La spéculation immobilière et la multiplication des logements vides dans les capitales sont des maux fréquents en ce début de XXIe siècle et Asunción, la capitale du Paraguay, n’y échappe pas, comme le décrit cet article de Romina Cáceres publié par El Surti (Paraguay) le 24 septembre 2024 [1].


Le rêve de posséder sa propre maison est noyé par des prix inabordables pour les familles qui veulent vivre dans la capitale. Les problèmes d’une ville qui s’étend.

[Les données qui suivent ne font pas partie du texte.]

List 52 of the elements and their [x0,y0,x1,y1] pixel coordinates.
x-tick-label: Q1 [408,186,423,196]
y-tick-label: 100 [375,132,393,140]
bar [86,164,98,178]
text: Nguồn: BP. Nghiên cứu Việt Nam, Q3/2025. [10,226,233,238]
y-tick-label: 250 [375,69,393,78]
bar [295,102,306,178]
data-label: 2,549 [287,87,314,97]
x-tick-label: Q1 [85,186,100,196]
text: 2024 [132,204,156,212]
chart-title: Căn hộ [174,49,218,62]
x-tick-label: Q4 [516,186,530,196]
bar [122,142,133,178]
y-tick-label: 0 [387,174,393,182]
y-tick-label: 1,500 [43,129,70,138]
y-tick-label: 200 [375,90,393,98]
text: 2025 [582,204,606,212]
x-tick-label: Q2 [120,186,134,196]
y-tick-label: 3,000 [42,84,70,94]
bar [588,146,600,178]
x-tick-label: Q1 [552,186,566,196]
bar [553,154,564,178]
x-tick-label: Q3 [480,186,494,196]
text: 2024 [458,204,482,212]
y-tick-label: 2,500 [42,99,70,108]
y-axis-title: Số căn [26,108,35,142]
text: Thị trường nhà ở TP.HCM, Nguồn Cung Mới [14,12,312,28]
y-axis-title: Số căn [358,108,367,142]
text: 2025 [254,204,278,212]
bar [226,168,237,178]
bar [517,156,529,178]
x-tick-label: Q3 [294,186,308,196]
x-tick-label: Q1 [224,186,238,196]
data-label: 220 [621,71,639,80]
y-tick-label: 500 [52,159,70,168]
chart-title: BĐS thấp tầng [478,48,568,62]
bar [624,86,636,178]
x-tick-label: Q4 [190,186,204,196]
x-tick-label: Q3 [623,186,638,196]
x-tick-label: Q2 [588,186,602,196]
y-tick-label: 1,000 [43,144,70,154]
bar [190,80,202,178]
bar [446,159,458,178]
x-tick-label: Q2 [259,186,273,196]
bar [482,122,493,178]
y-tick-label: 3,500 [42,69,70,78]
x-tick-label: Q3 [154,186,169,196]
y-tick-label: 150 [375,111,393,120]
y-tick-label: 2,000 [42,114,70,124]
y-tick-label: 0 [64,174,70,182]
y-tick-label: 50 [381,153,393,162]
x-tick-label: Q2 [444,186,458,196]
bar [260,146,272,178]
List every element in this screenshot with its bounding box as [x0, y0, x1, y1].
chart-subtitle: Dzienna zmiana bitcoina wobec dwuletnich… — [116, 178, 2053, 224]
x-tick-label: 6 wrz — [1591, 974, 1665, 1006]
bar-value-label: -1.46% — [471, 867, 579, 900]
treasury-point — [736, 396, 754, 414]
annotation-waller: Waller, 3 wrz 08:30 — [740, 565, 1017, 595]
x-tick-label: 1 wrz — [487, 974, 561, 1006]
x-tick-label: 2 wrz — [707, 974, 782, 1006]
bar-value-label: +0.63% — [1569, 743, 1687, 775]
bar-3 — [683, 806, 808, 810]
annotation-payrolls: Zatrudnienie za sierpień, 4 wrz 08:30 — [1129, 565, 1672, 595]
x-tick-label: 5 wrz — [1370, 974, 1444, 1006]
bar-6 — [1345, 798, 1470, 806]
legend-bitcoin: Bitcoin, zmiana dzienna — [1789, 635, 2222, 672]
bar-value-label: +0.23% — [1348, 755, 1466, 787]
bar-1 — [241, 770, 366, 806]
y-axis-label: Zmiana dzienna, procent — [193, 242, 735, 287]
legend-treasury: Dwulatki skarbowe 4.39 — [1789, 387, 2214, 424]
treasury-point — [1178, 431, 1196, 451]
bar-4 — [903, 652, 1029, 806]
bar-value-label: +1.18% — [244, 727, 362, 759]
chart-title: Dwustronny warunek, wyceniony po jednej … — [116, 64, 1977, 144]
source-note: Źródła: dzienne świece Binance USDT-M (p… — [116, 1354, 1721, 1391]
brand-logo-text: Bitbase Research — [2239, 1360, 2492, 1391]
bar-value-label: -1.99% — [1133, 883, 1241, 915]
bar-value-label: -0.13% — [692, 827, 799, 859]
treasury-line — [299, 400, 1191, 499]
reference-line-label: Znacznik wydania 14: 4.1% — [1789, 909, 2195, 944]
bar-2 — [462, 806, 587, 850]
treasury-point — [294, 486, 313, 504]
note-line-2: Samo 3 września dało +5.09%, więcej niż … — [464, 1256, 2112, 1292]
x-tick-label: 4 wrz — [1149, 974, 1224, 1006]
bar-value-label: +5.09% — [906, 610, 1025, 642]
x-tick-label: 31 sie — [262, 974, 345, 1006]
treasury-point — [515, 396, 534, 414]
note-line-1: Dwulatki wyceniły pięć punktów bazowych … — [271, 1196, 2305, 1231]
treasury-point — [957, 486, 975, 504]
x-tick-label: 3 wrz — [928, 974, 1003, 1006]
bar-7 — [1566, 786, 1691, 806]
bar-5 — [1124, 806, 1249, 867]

L’annonce de la construction d’un gratte-ciel en verre de 250 mètres de haut fait la une des médias. On dit que ce sera le plus haut bâtiment du Paraguay et le quatrième d’Amérique du Sud, avec des appartements, un hôtel et une place à l’européenne. Le tout sur l’avenue Santa Teresa, dans le quartier des affaires, où le mètre carré peut coûter 2,500 dollars (voire plus). On fait également la promotion de 50 nouveaux bâtiments et annoncent que le niveau d’investissement va relancer la construction. Sur les réseaux sociaux, on invite les investisseurs à investir dans des appartements et à ne pas les considérer comme leur maison.

Le revers de la médaille de ce boom immobilier très médiatisé, ce sont des tours où personne ne vit, mais qui rendent la vie de plus en plus difficile dans la capitale.

Selon le recensement de 2022, Asunción est la ville qui compte le plus de logements inoccupés, suivie par Ciudad del Este dans le département de l’Alto Paraná. Au niveau national, 335,809 bâtiments sont inoccupés, ce qui représente 16 % du nombre total de logements dans le pays. Ce chiffre comprend les résidences secondaires, les maisons en cours de réparation ou de construction, et celles à usage commercial ou professionnel. Si l’on exclut ces types de logements, la capitale compte 16,099 logements inoccupés : 11,865 sont inhabités, 2,920 sont à louer ou à vendre et 1,314 sont abandonnés, comme ceux du centre historique. Cela équivaut à la quasi-totalité des maisons occupées dans les villes de Concepción, Caacupé ou Villarrica. La même tendance, bien que dans une moindre mesure, s’observe à Luque, San Lorenzo et Capiatá.

« À Asunción, énormément d’immeubles sont construits pour faire des logements mais ils restent inoccupés, ou bien les logements sont abandonnés et sont maintenant à louer ou à vendre », explique Norma Medina, directrice générale de la production statistique à l’Institut national de statistique (INE). Même s’il n’existe pas encore une analyse du déficit de logements prenant en compte les résultats du dernier recensement, l’enquête permanente sur les ménages de 2020 indique que la demande de nouveaux logements dans le pays est de 73 421 unités et que le déficit qualitatif, qui se réfère aux améliorations et aux extensions, est plus important.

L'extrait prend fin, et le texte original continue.